Management of CWS, particularly the role of thrombolysis, remains a topic of debate. Initial treatment of CWS in the literature includes intravenous thrombolysis, anticoagulant therapy, antiplatelet drugs, and vasopressors; each targeting different proposed mechanisms of endothelial dysfunction or hypoperfusion [6,7]. While several case reports, including ours, document improvement after rTPA, larger retrospective studies have not shown a statistically significant difference between thrombolyzed and non-thrombolyzed patients [7]. It is important to note that most available studies on the treatment of CWS are retrospective, and randomized clinical trials have yet to be done. The recommended timing of rTPA in CWS is also not clearly stated in previous studies, but according to ESO and AHA/ASA guidelines, rTPA should be given 3-4.5 hours from stroke symptom onset or last known well [13,14]. In cases of CWS, the true ictus is still considered as the time of onset of the first episode of deficits. It is unclear whether the ictus can be reset to the time of the most recent episode. However, in a previous case report, rTPA was given to a patient with CWS 13 hours after the first episode and 80 minutes after the most recent episode, with notable symptom improvement [12]. It is up to the clinician’s assessment to give rTPA if these deficits are deemed disabling despite their fluctuations, such as aphasia or dense hemiplegia. MRI should ideally be done for CWS patients to be able to visualize if the CWS has already progressed into an infarct. However, in resource-limited areas where only a CT scan is available, as long as hemorrhage has been ruled out and there are no other contraindications, rTPA may be given. An additional factor that could influence treatment decisions in this case is premorbid frailty, given the older age of the patient. Frailty has emerged as a significant predictor of outcomes following intravenous thrombolysis, with evidence suggesting that frail older adults experience higher rates of complications and reduced functional recovery [15]. Although the patient was 75 years old, she was functionally independent prior to her stroke, and there were no indications of significant premorbid frailty. This supported the decision to administer thrombolysis despite fluctuating symptoms.
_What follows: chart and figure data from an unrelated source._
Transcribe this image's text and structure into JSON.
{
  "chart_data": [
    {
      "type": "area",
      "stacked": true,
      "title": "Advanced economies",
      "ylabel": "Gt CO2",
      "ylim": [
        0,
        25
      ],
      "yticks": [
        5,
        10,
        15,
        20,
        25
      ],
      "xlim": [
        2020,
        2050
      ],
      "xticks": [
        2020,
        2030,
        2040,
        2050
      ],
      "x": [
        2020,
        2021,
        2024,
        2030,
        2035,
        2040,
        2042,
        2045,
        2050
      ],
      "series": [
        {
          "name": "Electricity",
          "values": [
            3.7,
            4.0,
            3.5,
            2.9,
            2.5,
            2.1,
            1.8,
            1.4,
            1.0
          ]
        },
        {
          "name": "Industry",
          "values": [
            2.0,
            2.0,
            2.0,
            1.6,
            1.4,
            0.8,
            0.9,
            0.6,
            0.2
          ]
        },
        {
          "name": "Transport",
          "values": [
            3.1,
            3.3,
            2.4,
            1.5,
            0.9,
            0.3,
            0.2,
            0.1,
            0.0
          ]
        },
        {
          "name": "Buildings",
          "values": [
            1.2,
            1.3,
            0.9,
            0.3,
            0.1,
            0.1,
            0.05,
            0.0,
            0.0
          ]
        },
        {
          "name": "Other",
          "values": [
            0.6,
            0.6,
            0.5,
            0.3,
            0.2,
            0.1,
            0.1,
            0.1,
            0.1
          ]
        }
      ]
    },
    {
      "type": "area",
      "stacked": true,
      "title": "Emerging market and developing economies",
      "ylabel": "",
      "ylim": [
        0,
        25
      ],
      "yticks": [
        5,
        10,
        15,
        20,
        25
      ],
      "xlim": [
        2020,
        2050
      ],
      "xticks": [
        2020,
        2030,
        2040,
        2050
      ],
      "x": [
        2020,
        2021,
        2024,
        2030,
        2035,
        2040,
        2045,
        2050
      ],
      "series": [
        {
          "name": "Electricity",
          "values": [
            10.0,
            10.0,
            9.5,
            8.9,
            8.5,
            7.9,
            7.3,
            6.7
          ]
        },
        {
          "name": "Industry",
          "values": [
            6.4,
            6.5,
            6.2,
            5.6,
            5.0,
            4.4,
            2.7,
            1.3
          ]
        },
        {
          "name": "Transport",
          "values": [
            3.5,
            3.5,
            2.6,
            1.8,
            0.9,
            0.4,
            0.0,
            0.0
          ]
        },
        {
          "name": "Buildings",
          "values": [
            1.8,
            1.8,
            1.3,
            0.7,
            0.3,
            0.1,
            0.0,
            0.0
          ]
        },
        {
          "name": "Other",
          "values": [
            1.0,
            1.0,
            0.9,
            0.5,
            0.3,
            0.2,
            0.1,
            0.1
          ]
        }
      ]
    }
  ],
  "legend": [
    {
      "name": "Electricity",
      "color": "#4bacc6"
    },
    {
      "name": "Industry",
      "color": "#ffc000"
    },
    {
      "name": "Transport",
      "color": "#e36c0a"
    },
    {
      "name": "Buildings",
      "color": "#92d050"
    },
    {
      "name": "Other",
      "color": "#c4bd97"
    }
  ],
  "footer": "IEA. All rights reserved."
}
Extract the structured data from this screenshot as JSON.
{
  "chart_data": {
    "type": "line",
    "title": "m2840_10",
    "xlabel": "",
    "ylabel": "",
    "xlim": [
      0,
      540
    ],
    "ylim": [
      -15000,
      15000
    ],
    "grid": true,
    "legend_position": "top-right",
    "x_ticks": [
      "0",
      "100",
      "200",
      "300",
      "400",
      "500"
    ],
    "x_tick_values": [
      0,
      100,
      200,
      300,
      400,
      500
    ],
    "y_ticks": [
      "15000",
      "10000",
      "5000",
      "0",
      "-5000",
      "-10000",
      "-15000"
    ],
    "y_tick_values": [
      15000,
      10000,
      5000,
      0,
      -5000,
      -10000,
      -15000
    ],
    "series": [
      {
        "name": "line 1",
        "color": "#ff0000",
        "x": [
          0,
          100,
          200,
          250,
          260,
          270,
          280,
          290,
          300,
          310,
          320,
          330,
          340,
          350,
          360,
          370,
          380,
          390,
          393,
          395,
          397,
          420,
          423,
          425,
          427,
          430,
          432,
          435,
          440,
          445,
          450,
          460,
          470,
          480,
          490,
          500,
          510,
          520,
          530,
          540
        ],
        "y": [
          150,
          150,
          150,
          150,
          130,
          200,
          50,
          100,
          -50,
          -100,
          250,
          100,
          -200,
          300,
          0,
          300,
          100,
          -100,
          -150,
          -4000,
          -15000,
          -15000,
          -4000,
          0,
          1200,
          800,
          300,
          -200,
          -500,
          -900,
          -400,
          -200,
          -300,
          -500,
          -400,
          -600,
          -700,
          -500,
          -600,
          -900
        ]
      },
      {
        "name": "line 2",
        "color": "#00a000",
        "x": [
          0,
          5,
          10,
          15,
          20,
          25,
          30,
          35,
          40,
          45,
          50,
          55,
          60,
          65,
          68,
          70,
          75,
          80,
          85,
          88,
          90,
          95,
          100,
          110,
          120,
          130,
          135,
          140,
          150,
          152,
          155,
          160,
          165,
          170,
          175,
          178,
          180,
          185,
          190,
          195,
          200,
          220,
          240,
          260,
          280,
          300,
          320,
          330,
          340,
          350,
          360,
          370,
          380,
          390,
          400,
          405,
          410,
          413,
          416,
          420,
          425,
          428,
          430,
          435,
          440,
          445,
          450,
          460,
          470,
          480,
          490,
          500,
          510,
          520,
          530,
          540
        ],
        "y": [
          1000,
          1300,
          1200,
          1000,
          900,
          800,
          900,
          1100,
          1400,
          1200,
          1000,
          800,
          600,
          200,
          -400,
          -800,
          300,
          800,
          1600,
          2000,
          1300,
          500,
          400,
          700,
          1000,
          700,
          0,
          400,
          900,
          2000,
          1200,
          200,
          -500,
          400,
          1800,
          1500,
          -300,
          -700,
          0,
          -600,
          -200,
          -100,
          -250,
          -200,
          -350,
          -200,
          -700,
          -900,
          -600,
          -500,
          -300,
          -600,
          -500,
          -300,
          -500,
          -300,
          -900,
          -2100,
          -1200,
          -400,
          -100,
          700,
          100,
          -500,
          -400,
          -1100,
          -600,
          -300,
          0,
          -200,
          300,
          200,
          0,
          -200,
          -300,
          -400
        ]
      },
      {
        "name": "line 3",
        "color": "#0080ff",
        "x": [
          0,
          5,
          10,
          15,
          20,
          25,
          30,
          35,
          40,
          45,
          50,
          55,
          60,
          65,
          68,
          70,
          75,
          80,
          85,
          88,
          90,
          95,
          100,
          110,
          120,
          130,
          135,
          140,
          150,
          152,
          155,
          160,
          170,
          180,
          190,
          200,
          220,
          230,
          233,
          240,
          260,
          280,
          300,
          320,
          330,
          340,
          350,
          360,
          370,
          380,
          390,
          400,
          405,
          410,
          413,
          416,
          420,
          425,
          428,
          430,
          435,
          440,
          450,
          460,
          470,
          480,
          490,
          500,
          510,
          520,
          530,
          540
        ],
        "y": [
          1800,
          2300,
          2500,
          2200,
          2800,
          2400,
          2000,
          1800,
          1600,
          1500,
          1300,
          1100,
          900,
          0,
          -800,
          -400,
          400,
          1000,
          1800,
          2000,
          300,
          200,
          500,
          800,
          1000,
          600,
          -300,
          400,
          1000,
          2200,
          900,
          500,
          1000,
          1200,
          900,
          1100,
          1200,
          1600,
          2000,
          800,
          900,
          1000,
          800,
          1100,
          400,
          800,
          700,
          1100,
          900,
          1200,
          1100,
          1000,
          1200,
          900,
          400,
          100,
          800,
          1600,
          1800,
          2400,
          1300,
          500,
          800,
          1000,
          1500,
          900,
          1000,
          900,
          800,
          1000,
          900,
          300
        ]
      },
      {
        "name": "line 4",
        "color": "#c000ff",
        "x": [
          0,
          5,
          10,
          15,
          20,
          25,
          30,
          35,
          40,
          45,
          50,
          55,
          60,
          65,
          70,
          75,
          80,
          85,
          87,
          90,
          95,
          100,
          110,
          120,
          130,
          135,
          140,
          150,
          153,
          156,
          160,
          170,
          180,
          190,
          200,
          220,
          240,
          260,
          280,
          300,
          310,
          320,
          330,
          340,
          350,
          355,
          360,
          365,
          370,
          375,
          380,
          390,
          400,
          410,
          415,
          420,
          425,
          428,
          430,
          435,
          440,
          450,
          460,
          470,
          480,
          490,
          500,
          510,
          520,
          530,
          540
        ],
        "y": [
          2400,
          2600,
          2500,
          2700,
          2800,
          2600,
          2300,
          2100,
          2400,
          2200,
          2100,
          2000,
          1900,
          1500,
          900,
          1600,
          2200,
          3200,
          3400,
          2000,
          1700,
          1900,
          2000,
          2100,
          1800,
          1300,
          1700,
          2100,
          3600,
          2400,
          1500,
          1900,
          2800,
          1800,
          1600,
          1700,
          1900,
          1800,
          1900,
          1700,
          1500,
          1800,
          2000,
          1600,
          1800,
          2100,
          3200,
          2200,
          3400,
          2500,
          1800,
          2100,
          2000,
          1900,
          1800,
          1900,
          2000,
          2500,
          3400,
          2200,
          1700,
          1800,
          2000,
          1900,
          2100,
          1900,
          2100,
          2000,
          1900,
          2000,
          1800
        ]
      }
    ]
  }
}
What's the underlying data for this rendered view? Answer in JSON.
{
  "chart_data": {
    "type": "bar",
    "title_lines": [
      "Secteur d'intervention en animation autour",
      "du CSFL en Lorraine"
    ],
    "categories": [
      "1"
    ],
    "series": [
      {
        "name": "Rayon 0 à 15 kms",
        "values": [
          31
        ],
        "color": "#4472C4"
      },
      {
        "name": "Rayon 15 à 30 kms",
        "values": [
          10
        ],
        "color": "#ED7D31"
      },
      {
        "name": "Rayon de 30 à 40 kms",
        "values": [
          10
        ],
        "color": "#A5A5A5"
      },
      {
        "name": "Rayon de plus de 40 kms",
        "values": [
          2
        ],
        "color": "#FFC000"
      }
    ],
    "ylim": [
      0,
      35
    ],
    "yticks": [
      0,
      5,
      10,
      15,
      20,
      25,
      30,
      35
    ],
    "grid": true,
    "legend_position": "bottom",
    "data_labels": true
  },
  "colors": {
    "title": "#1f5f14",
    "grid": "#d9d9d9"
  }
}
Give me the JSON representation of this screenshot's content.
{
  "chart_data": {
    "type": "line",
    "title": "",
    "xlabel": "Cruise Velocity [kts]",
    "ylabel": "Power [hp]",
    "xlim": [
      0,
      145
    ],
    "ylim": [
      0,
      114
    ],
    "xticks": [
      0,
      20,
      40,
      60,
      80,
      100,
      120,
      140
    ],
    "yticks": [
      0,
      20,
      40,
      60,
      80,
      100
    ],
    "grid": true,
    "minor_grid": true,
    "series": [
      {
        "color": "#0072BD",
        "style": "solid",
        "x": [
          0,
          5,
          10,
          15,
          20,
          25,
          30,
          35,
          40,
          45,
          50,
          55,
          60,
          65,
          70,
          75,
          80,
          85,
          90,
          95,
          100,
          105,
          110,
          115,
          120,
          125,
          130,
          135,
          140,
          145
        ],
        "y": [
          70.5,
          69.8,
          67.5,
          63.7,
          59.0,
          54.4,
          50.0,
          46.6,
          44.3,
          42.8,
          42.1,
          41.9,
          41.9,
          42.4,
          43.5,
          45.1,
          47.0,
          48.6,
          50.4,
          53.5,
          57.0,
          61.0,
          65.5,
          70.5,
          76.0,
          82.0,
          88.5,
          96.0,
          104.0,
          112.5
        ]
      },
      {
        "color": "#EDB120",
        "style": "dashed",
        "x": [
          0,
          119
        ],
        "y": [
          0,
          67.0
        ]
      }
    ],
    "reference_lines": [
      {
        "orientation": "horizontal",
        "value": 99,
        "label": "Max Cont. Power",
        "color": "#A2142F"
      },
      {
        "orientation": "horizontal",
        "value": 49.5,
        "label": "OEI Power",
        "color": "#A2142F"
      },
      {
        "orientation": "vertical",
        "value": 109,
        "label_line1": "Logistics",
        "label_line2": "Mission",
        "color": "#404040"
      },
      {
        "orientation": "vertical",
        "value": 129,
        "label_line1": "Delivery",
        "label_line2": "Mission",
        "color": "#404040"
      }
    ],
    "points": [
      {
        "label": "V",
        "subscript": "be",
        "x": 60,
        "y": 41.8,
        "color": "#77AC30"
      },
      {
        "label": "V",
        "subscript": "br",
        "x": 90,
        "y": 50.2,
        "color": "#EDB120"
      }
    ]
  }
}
To our knowledge, no previous literature has reported CWS presenting with cortical manifestations. Although the term “capsular warning syndrome” traditionally implies a capsular lesion, other warning syndromes, such as pontine warning syndrome, have been documented, demonstrating that the phenomenon is not confined to a single anatomical location [16]. Thus, clinicians should identify these atypical manifestations as warning syndromes, provided they meet the other criteria: three or more repetitive episodes of neurological deficits within 24-72 hours. Importantly, if these patients present at the emergency room within the therapeutic window, early consideration of thrombolysis may prevent irreversible neurological deficits despite fluctuations in symptom severity.
Conclusions
This case demonstrates that CWS can present with cortical deficits such as expressive aphasia, likely due to transient cortical hypoperfusion. The full reversal of aphasia after rTPA highlights the potential for recovery when reperfusion therapy is given promptly. Clinicians should recognize that atypical features do not exclude CWS as a diagnosis, and hence should consider thrombolysis for fluctuating but disabling symptoms to prevent permanent neurological deficits.